Neutron stars are the end result of some massive stars; after a supernova, the star’s core collapses into a dense, hot ball of neutrons roughly 12 miles (20 kilometers) across, which spins rapidly and sports a magnetic field trillions of times stronger than Earth’s. Magnetars — of which only about 30 are known — are neutron stars with magnetic fields a thousand times stronger still, so about a quadrillion times Earth’s magnetic field strength. Astronomers still know little about these magnetic powerhouses, but they have been proposed as one origin of mysterious fast radio bursts.

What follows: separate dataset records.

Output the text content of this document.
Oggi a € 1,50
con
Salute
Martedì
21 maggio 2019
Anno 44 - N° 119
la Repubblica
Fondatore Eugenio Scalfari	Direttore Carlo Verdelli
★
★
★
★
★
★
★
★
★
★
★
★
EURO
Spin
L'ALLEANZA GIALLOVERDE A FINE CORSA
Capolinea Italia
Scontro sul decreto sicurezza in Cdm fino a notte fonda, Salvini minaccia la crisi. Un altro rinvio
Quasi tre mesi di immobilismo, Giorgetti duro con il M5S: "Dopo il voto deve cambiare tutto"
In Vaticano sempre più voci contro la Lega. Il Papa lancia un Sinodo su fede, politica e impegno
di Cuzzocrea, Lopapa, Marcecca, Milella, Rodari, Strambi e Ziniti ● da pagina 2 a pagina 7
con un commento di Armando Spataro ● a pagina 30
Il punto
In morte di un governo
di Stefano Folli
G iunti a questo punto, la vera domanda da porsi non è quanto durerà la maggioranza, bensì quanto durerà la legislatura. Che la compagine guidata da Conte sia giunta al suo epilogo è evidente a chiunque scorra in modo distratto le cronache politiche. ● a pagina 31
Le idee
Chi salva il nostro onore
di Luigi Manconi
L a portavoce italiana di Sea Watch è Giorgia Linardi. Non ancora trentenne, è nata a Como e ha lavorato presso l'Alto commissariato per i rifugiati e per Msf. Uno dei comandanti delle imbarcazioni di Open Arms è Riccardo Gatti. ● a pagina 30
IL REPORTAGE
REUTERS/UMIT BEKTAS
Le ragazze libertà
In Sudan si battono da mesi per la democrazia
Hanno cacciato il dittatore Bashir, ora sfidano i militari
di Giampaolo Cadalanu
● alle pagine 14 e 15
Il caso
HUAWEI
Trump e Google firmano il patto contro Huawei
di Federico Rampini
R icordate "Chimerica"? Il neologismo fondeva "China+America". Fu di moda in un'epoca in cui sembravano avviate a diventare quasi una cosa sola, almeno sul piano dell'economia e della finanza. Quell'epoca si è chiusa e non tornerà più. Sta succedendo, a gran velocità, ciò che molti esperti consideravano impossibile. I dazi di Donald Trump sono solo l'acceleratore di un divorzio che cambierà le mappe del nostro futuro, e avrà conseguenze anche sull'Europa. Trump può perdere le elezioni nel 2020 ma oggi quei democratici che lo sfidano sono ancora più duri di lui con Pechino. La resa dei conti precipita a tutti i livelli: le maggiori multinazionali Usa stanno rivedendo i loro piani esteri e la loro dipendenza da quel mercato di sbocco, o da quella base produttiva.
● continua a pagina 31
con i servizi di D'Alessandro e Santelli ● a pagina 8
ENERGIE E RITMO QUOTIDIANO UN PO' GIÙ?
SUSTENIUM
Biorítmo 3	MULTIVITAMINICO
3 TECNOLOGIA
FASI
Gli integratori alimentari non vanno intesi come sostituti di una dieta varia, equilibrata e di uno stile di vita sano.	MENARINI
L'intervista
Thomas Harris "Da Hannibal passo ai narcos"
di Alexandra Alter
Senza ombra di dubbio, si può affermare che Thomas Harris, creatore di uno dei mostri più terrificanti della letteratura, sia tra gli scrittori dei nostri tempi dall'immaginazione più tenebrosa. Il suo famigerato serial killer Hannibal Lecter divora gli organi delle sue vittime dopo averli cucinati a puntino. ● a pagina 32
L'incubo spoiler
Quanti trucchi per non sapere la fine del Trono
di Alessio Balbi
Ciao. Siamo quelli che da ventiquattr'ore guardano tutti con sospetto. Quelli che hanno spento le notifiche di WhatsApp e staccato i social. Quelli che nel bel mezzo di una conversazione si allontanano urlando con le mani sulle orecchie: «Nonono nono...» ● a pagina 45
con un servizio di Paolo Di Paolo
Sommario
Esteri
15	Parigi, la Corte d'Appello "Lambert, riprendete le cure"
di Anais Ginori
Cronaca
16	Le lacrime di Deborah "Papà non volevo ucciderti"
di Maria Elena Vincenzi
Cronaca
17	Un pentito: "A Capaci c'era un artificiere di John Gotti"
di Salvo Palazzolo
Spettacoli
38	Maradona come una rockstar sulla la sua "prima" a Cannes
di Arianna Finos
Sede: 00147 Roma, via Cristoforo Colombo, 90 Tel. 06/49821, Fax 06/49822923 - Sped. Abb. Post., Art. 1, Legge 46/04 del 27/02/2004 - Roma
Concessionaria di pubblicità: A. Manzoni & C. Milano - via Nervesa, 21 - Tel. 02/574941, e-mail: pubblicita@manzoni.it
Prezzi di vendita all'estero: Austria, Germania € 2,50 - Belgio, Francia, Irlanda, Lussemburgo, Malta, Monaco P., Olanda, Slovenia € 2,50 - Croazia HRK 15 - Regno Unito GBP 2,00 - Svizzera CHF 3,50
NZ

These are incredibly exotic objects that can’t be replicated in labs, so any chance to uncover more details about them and their properties is valuable. “We can’t throw neutron stars together in a lab to see what happens, so we have to wait until the universe does it for us,” said Zhang. This merger unveils important information about both neutron stars in general, as well as magnetars specifically: “If two neutron stars can collide and a heavy neutron star survives, then this tells us that their structure is relatively stiff and resilient,” added Zhang.

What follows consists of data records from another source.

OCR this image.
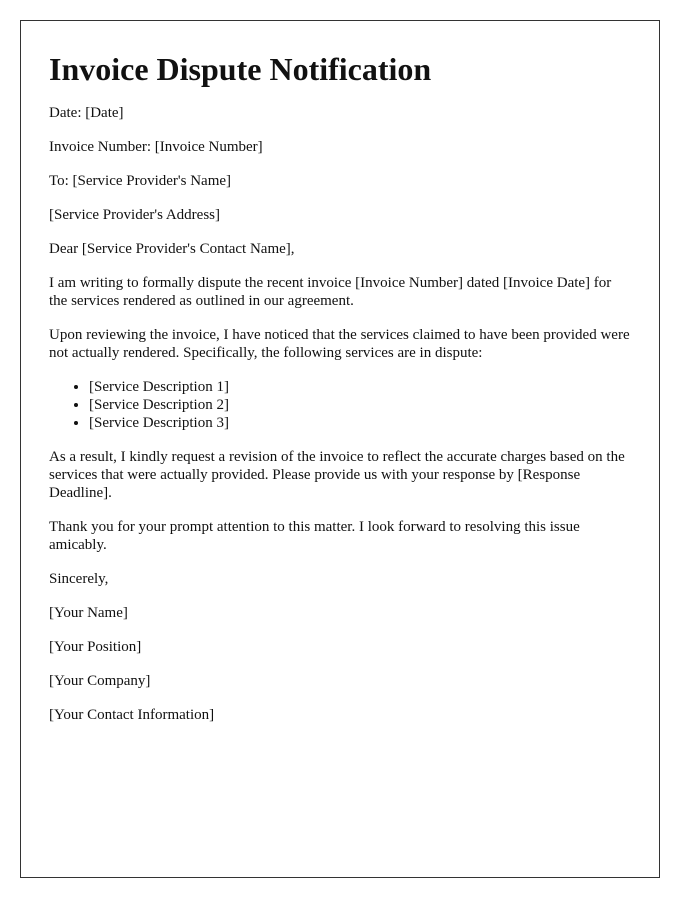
Invoice Dispute Notification

Date: [Date]

Invoice Number: [Invoice Number]

To: [Service Provider's Name]

[Service Provider's Address]

Dear [Service Provider's Contact Name],

I am writing to formally dispute the recent invoice [Invoice Number] dated [Invoice Date] for the services rendered as outlined in our agreement.

Upon reviewing the invoice, I have noticed that the services claimed to have been provided were not actually rendered. Specifically, the following services are in dispute:

• [Service Description 1]
• [Service Description 2]
• [Service Description 3]

As a result, I kindly request a revision of the invoice to reflect the accurate charges based on the services that were actually provided. Please provide us with your response by [Response Deadline].

Thank you for your prompt attention to this matter. I look forward to resolving this issue amicably.

Sincerely,

[Your Name]

[Your Position]

[Your Company]

[Your Contact Information]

But there are many ways to produce X-rays, and more than one possible formation scenario for magnetars. For instance, what if a single, massive star collapsed in a supernova, forming the magnetar?
The team is confident XT2 came from a pair of merging neutron stars for a few reasons. The signal emanated from the outskirts of its host galaxy, which is where neutron stars are likely to be found. This is because the birth of neutron stars from supernovae often gives the neutron star a kick, launching them away from their original location and toward the outer regions of a galaxy. Additionally, the host galaxy itself appears to be a prime neutron star factory — it’s not making many new stars, which means it’s more likely that the signal came from the merger of two older neutron stars than a single young, massive star, of which there aren’t many to be found.

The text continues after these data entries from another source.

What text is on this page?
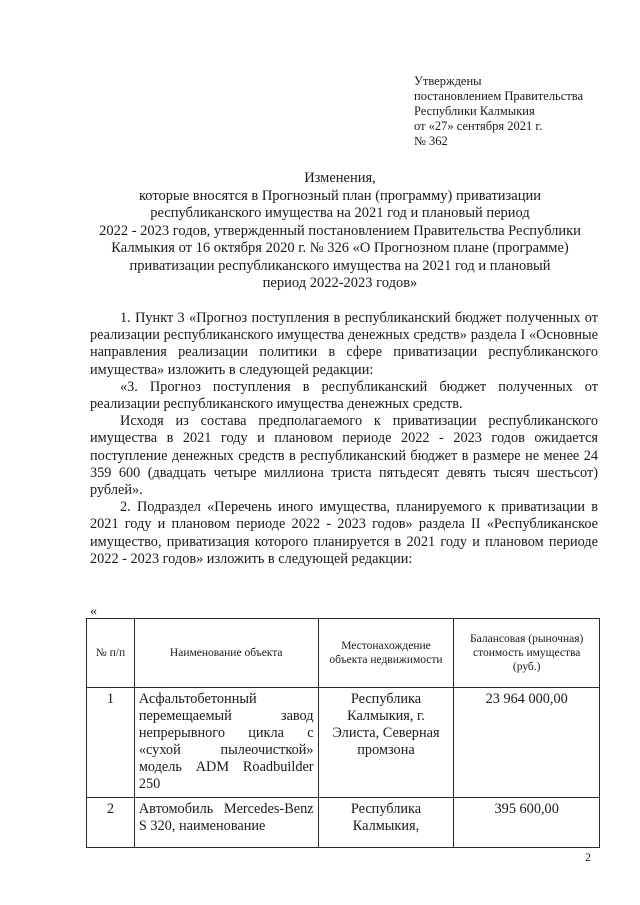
Утверждены
постановлением Правительства
Республики Калмыкия
от «27» сентября 2021 г.
№ 362
Изменения,
которые вносятся в Прогнозный план (программу) приватизации
республиканского имущества на 2021 год и плановый период
2022 - 2023 годов, утвержденный постановлением Правительства Республики
Калмыкия от 16 октября 2020 г. № 326 «О Прогнозном плане (программе)
приватизации республиканского имущества на 2021 год и плановый
период 2022-2023 годов»

1. Пункт 3 «Прогноз поступления в республиканский бюджет полученных от реализации республиканского имущества денежных средств» раздела I «Основные направления реализации политики в сфере приватизации республиканского имущества» изложить в следующей редакции:

«3. Прогноз поступления в республиканский бюджет полученных от реализации республиканского имущества денежных средств.

Исходя из состава предполагаемого к приватизации республиканского имущества в 2021 году и плановом периоде 2022 - 2023 годов ожидается поступление денежных средств в республиканский бюджет в размере не менее 24 359 600 (двадцать четыре миллиона триста пятьдесят девять тысяч шестьсот) рублей».

2. Подраздел «Перечень иного имущества, планируемого к приватизации в 2021 году и плановом периоде 2022 - 2023 годов» раздела II «Республиканское имущество, приватизация которого планируется в 2021 году и плановом периоде 2022 - 2023 годов» изложить в следующей редакции:

«
№ п/п	Наименование объекта	Местонахождение объекта недвижимости	Балансовая (рыночная) стоимость имущества (руб.)
1	Асфальтобетонный перемещаемый завод непрерывного цикла с «сухой пылеочисткой» модель ADM Roadbuilder 250	Республика Калмыкия, г. Элиста, Северная промзона	23 964 000,00
2	Автомобиль Mercedes-Benz S 320, наименование	Республика Калмыкия,	395 600,00
2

So why didn’t XT2 produce gravitational waves? Actually, astronomers believe it did — but the event occurred before Advanced LIGO (the facilities that detected the 2017 merger) was operating, and was also too distant to detect. It is this fact that underscores the value of using other signals — such as the X-ray light Chandra did observe from XT2 — in place of gravitational waves to detect neutron star mergers. There are many reasons gravitational waves and even other types of light might not be seen from a merger, so identifying these events through other signals will allow astronomers to find more mergers to study these events and their outcomes, as well as the neutron stars that cause them and the objects that are left behind.
With that in mind, the team is now scouring other Chandra data in the hopes of finding additional signals. Two neutron star mergers is twice as many to study as one, but it’s still a long way from the large group of mergers astronomers truly need to find definitive answers about these important events.